趣味は、誰かに評価されるものでも、プロを目指すものでもありません。大切なのは、あなたがその時間をどう感じるか、です。例えば、絵を描くのが好きなら、高価な画材を揃える必要はありません。100円ショップのスケッチブックと色鉛筆で、落書きをするだけでも立派な「趣味」です。途中で飽きてしまっても、描きかけのままでも、それは失敗ではありません。ただ「今日はここまで」というだけのこと。この「途中でやめてもいい」という許可を自分に出すことが、心の負担を減らす第一歩になります。

ヒント2:日常の「ちょっと好き」を拾い集める

壮大な趣味を探すのではなく、日々の生活の中に隠れている「ちょっと好き」に目を向けてみましょう。例えば、

  • 朝、窓から差し込む光が好き
  • お気に入りのカップで飲むコーヒーの香りが好き
  • 道端に咲いている小さな花に心が和む
  • 特定の音楽を聴くと気分が落ち着く

これらはすべて、趣味の種になり得ます。窓辺の光を写真に撮ってみる、コーヒー豆の種類を調べてみる、道端の草花をスケッチしてみる、好きな音楽を聴きながら短い散歩に出かける、など。特別な道具や時間が必要ないからこそ、限られたエネルギーでも始めやすいはずです。

ヒント3:まずは「試すだけ」の気持ちで

「これを趣味にするぞ!」と意気込むと、それ自体がプレッシャーになります。まずは「ちょっと試してみようかな」くらいの軽い気持ちで始めてみましょう。図書館で関連本を借りてみる、YouTubeで簡単なチュートリアル動画を見てみる、友人に話を聞いてみる、など、お金をかけずに情報収集から始めるのも良い方法です。もし「違うな」と感じたら、そこでやめてしまえばいいのです。試したこと自体に意味がありますし、それは次の「ちょっと好き」を見つけるための大切な経験になります。

私が実践している「ゆるい趣味」の例

私自身も、育児と仕事の合間に、無理なく続けられる「ゆるい趣味」をいくつか持っています。どれも、その日の体調や気分に合わせて、できる範囲で楽しんでいます。

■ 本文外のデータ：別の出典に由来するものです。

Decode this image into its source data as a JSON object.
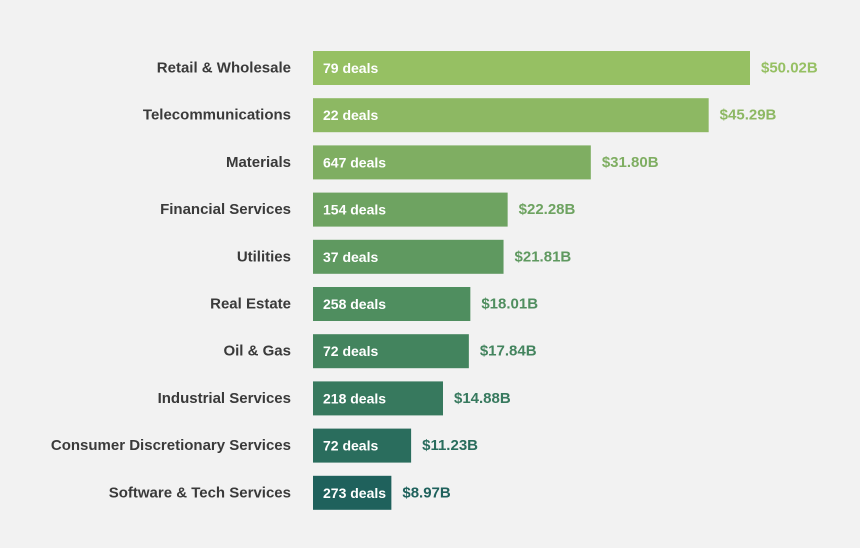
{
  "chart_data": {
    "type": "bar",
    "orientation": "horizontal",
    "categories": [
      "Retail & Wholesale",
      "Telecommunications",
      "Materials",
      "Financial Services",
      "Utilities",
      "Real Estate",
      "Oil & Gas",
      "Industrial Services",
      "Consumer Discretionary Services",
      "Software & Tech Services"
    ],
    "values": [
      50.02,
      45.29,
      31.8,
      22.28,
      21.81,
      18.01,
      17.84,
      14.88,
      11.23,
      8.97
    ],
    "value_labels": [
      "$50.02B",
      "$45.29B",
      "$31.80B",
      "$22.28B",
      "$21.81B",
      "$18.01B",
      "$17.84B",
      "$14.88B",
      "$11.23B",
      "$8.97B"
    ],
    "deal_labels": [
      "79 deals",
      "22 deals",
      "647 deals",
      "154 deals",
      "37 deals",
      "258 deals",
      "72 deals",
      "218 deals",
      "72 deals",
      "273 deals"
    ],
    "colors": [
      "#96c063",
      "#8db863",
      "#7fae62",
      "#6ea361",
      "#5f9960",
      "#4f8e5f",
      "#43845e",
      "#37795e",
      "#2a6d5d",
      "#1f615c"
    ],
    "xlim": [
      0,
      50.02
    ],
    "grid": false,
    "legend": "none"
  }
}
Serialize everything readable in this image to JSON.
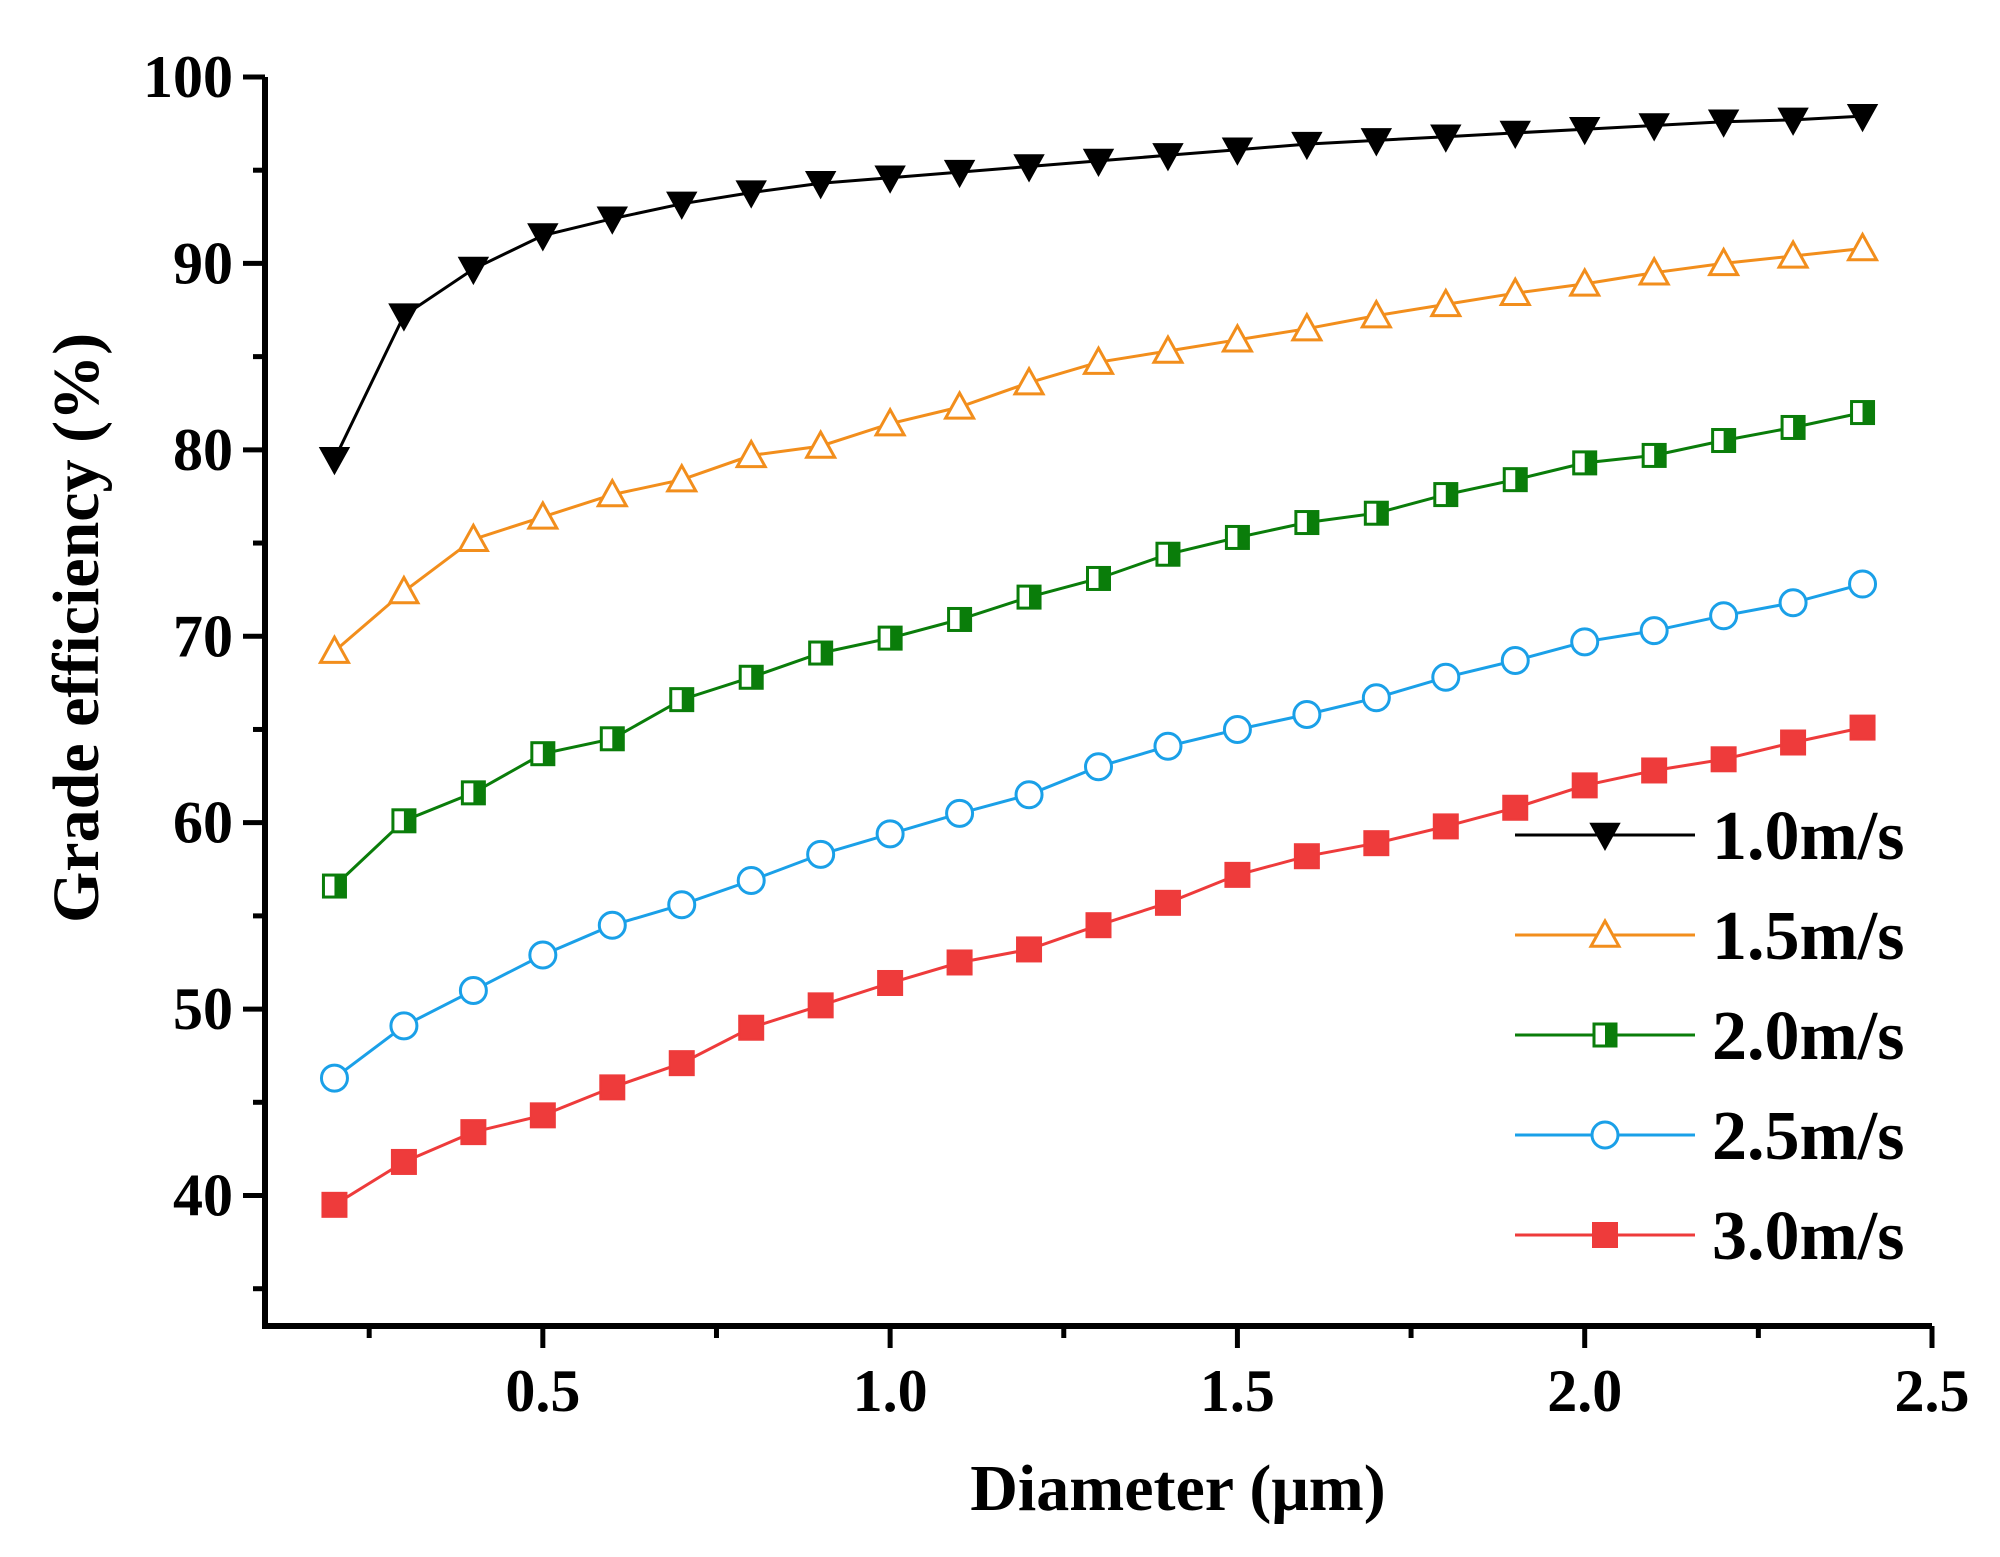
{
  "chart_data": {
    "type": "line",
    "title": "",
    "xlabel": "Diameter (μm)",
    "ylabel": "Grade efficiency (%)",
    "xlim": [
      0.1,
      2.5
    ],
    "ylim": [
      33,
      100
    ],
    "xticks": [
      0.5,
      1.0,
      1.5,
      2.0,
      2.5
    ],
    "xtick_labels": [
      "0.5",
      "1.0",
      "1.5",
      "2.0",
      "2.5"
    ],
    "yticks": [
      40,
      50,
      60,
      70,
      80,
      90,
      100
    ],
    "ytick_labels": [
      "40",
      "50",
      "60",
      "70",
      "80",
      "90",
      "100"
    ],
    "grid": false,
    "legend_position": "bottom-right",
    "x": [
      0.2,
      0.3,
      0.4,
      0.5,
      0.6,
      0.7,
      0.8,
      0.9,
      1.0,
      1.1,
      1.2,
      1.3,
      1.4,
      1.5,
      1.6,
      1.7,
      1.8,
      1.9,
      2.0,
      2.1,
      2.2,
      2.3,
      2.4
    ],
    "series": [
      {
        "name": "1.0m/s",
        "color": "#000000",
        "marker": "triangle-down-filled",
        "values": [
          79.5,
          87.2,
          89.7,
          91.5,
          92.4,
          93.2,
          93.8,
          94.3,
          94.6,
          94.9,
          95.2,
          95.5,
          95.8,
          96.1,
          96.4,
          96.6,
          96.8,
          97.0,
          97.2,
          97.4,
          97.6,
          97.7,
          97.9
        ]
      },
      {
        "name": "1.5m/s",
        "color": "#f28e1c",
        "marker": "triangle-up-open",
        "values": [
          69.2,
          72.4,
          75.2,
          76.4,
          77.6,
          78.4,
          79.7,
          80.2,
          81.4,
          82.3,
          83.6,
          84.7,
          85.3,
          85.9,
          86.5,
          87.2,
          87.8,
          88.4,
          88.9,
          89.5,
          90.0,
          90.4,
          90.8
        ]
      },
      {
        "name": "2.0m/s",
        "color": "#0a7d0a",
        "marker": "square-half-filled",
        "values": [
          56.6,
          60.1,
          61.6,
          63.7,
          64.5,
          66.6,
          67.8,
          69.1,
          69.9,
          70.9,
          72.1,
          73.1,
          74.4,
          75.3,
          76.1,
          76.6,
          77.6,
          78.4,
          79.3,
          79.7,
          80.5,
          81.2,
          82.0
        ]
      },
      {
        "name": "2.5m/s",
        "color": "#1aa0e8",
        "marker": "circle-open",
        "values": [
          46.3,
          49.1,
          51.0,
          52.9,
          54.5,
          55.6,
          56.9,
          58.3,
          59.4,
          60.5,
          61.5,
          63.0,
          64.1,
          65.0,
          65.8,
          66.7,
          67.8,
          68.7,
          69.7,
          70.3,
          71.1,
          71.8,
          72.8
        ]
      },
      {
        "name": "3.0m/s",
        "color": "#ee3b3b",
        "marker": "square-filled",
        "values": [
          39.5,
          41.8,
          43.4,
          44.3,
          45.8,
          47.1,
          49.0,
          50.2,
          51.4,
          52.5,
          53.2,
          54.5,
          55.7,
          57.2,
          58.2,
          58.9,
          59.8,
          60.8,
          62.0,
          62.8,
          63.4,
          64.3,
          65.1
        ]
      }
    ]
  }
}
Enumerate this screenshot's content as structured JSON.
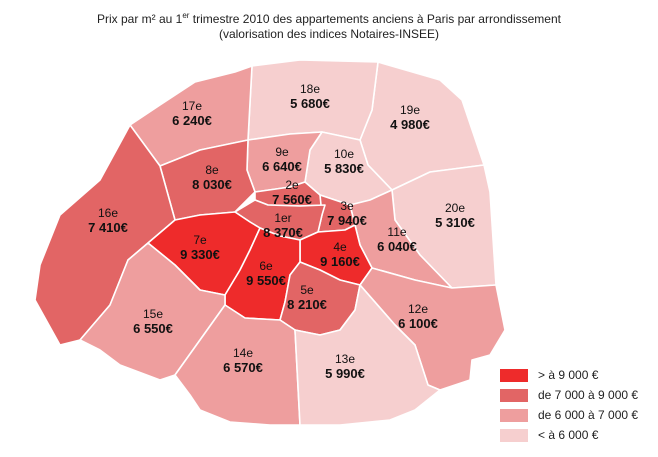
{
  "title": {
    "line1_prefix": "Prix par m² au 1",
    "line1_sup": "er",
    "line1_suffix": " trimestre 2010 des appartements anciens à Paris par arrondissement",
    "line2": "(valorisation des indices Notaires-INSEE)"
  },
  "colors": {
    "above_9000": "#ee2b2b",
    "7000_9000": "#e26565",
    "6000_7000": "#ee9e9e",
    "below_6000": "#f6cfcf",
    "border": "#ffffff"
  },
  "arrondissements": [
    {
      "id": "1",
      "name": "1er",
      "price": "8 370€",
      "class": "7000_9000"
    },
    {
      "id": "2",
      "name": "2e",
      "price": "7 560€",
      "class": "7000_9000"
    },
    {
      "id": "3",
      "name": "3e",
      "price": "7 940€",
      "class": "7000_9000"
    },
    {
      "id": "4",
      "name": "4e",
      "price": "9 160€",
      "class": "above_9000"
    },
    {
      "id": "5",
      "name": "5e",
      "price": "8 210€",
      "class": "7000_9000"
    },
    {
      "id": "6",
      "name": "6e",
      "price": "9 550€",
      "class": "above_9000"
    },
    {
      "id": "7",
      "name": "7e",
      "price": "9 330€",
      "class": "above_9000"
    },
    {
      "id": "8",
      "name": "8e",
      "price": "8 030€",
      "class": "7000_9000"
    },
    {
      "id": "9",
      "name": "9e",
      "price": "6 640€",
      "class": "6000_7000"
    },
    {
      "id": "10",
      "name": "10e",
      "price": "5 830€",
      "class": "below_6000"
    },
    {
      "id": "11",
      "name": "11e",
      "price": "6 040€",
      "class": "6000_7000"
    },
    {
      "id": "12",
      "name": "12e",
      "price": "6 100€",
      "class": "6000_7000"
    },
    {
      "id": "13",
      "name": "13e",
      "price": "5 990€",
      "class": "below_6000"
    },
    {
      "id": "14",
      "name": "14e",
      "price": "6 570€",
      "class": "6000_7000"
    },
    {
      "id": "15",
      "name": "15e",
      "price": "6 550€",
      "class": "6000_7000"
    },
    {
      "id": "16",
      "name": "16e",
      "price": "7 410€",
      "class": "7000_9000"
    },
    {
      "id": "17",
      "name": "17e",
      "price": "6 240€",
      "class": "6000_7000"
    },
    {
      "id": "18",
      "name": "18e",
      "price": "5 680€",
      "class": "below_6000"
    },
    {
      "id": "19",
      "name": "19e",
      "price": "4 980€",
      "class": "below_6000"
    },
    {
      "id": "20",
      "name": "20e",
      "price": "5 310€",
      "class": "below_6000"
    }
  ],
  "legend": [
    {
      "label": "> à 9 000 €",
      "class": "above_9000"
    },
    {
      "label": "de 7 000 à 9 000 €",
      "class": "7000_9000"
    },
    {
      "label": "de 6 000 à 7 000 €",
      "class": "6000_7000"
    },
    {
      "label": "< à 6 000 €",
      "class": "below_6000"
    }
  ]
}
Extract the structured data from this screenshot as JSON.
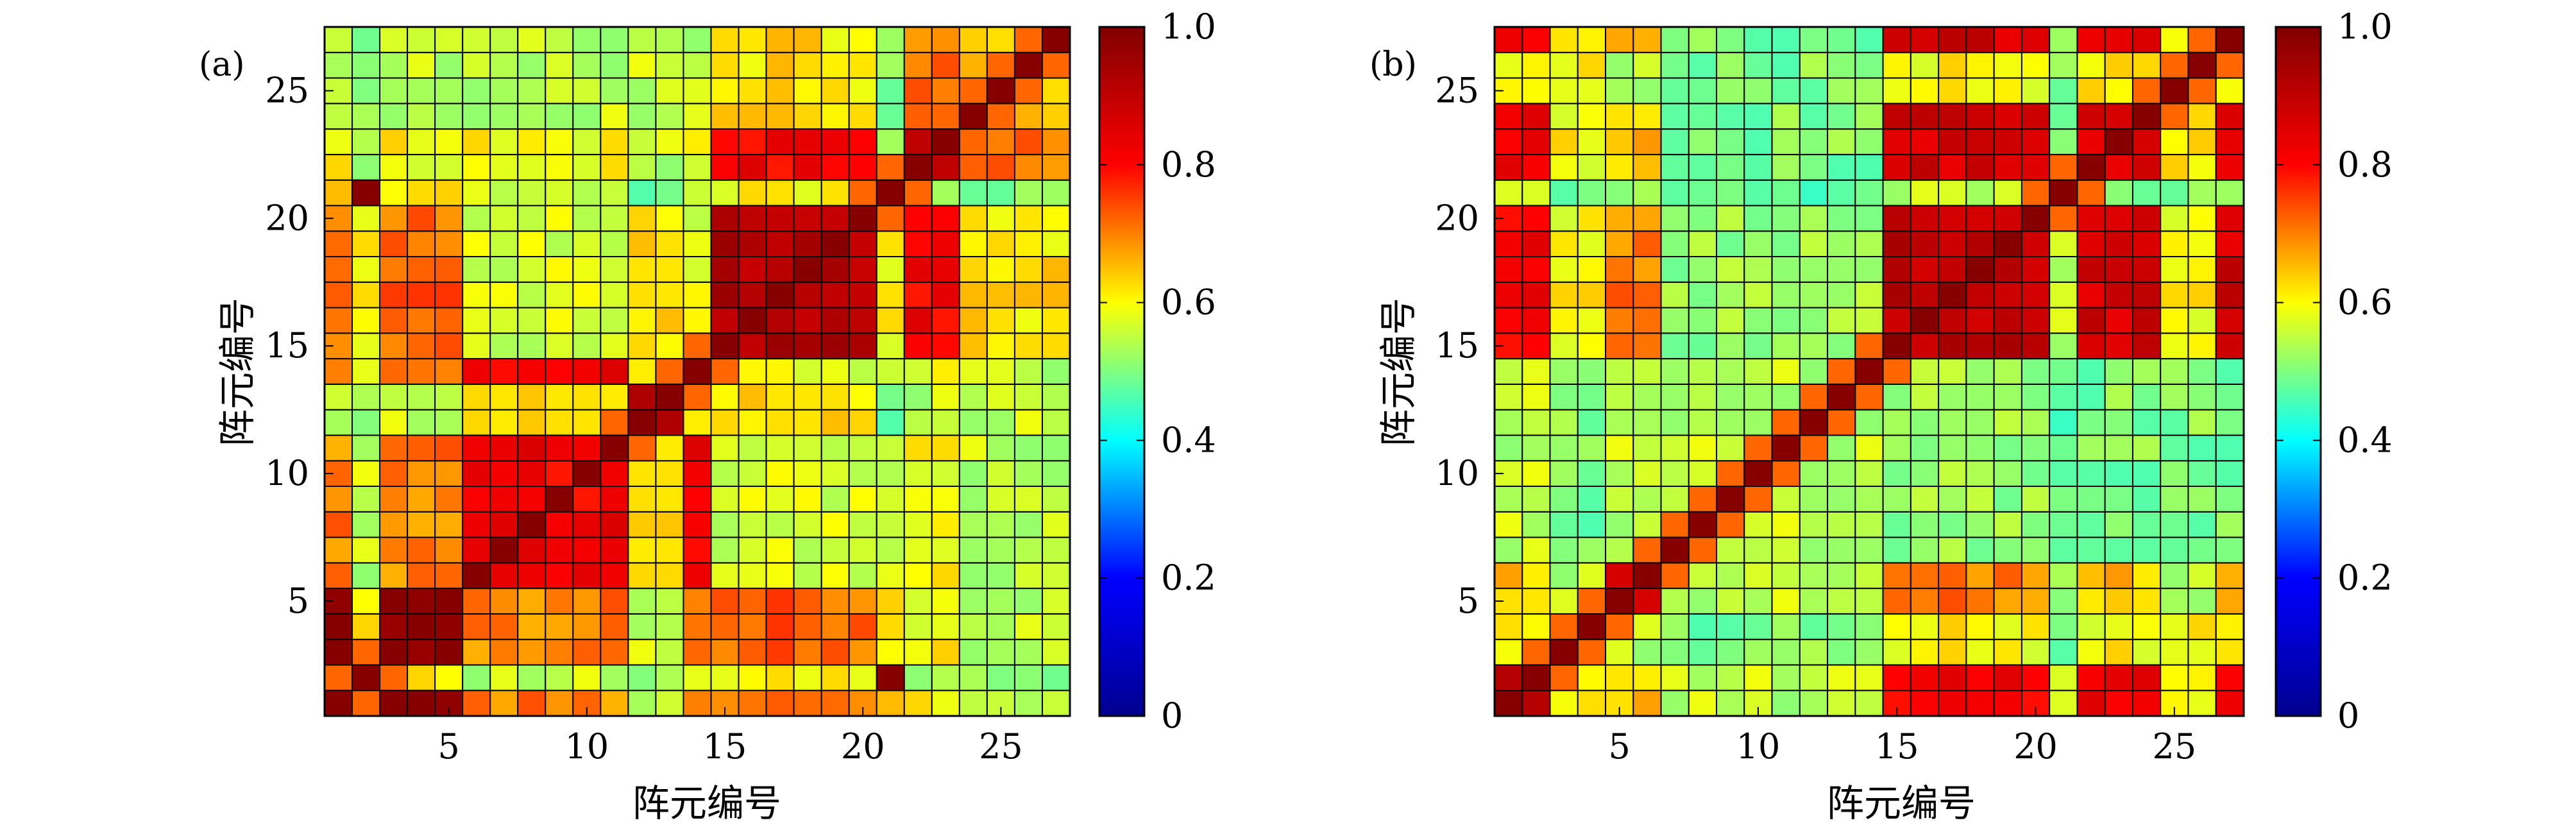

心の病で「新しいこと怖い」あなたへ|失敗しない少額でできる趣味の見つけ方

  • 短い散歩と写真: 近所の公園や川沿いを、子どもと手をつないで歩く短い時間。季節の移ろいや、空の色、植物の小さな変化をスマートフォンのカメラで切り取ります。特別な構図を考えず、ただ「きれいだな」と感じたものを撮るだけ。後で見返すと、その日の穏やかな気持ちが蘇ります。
  • 手帳に一言日記: 寝る前に、今日あった「良かったこと」や「心が動いたこと」を、たった一言でも手帳に書き留めます。完璧な文章でなくても、箇条書きでも、絵文字だけでもOK。書くことで、一日の終わりにポジティブな気持ちで締めくくることができます。
  • 簡単な塗り絵やスクラッチアート: 無心になれる時間が欲しいときに、100円ショップで買った塗り絵やスクラッチアートを少しだけ進めます。集中することで、頭の中のざわつきが落ち着き、心が休まるのを感じます。途中で中断しても、また気が向いたときに再開すればいい、という気楽さが良いんです。
  • ハーブティーを淹れる: 疲れたと感じたときに、お気に入りのハーブティーをゆっくりと淹れます。カップから立ち上る湯気や、ハーブの香りに意識を集中させることで、短い時間でもリラックスできます。この「自分を労わる時間」を持つことが、心の回復につながると感じています。

まとめ:今日の自分を肯定する

心の病と向き合いながら新しい趣味を見つけることは、決して簡単なことではありません。でも、完璧を目指さず、小さな「好き」を大切にすることから始めてみませんか。今日、もし何か一つでも「これならできそう」と思えることが見つかったなら、それは大きな一歩です。

もし、何も見つからなくても、それはそれで大丈夫。今日は、この文章を読んだこと自体が、自分と向き合うための大切な時間だったはずです。無理せず、少しずつ。今日の自分を肯定して、ゆっくり休んでくださいね。明日はまた、新しい風が吹くかもしれません。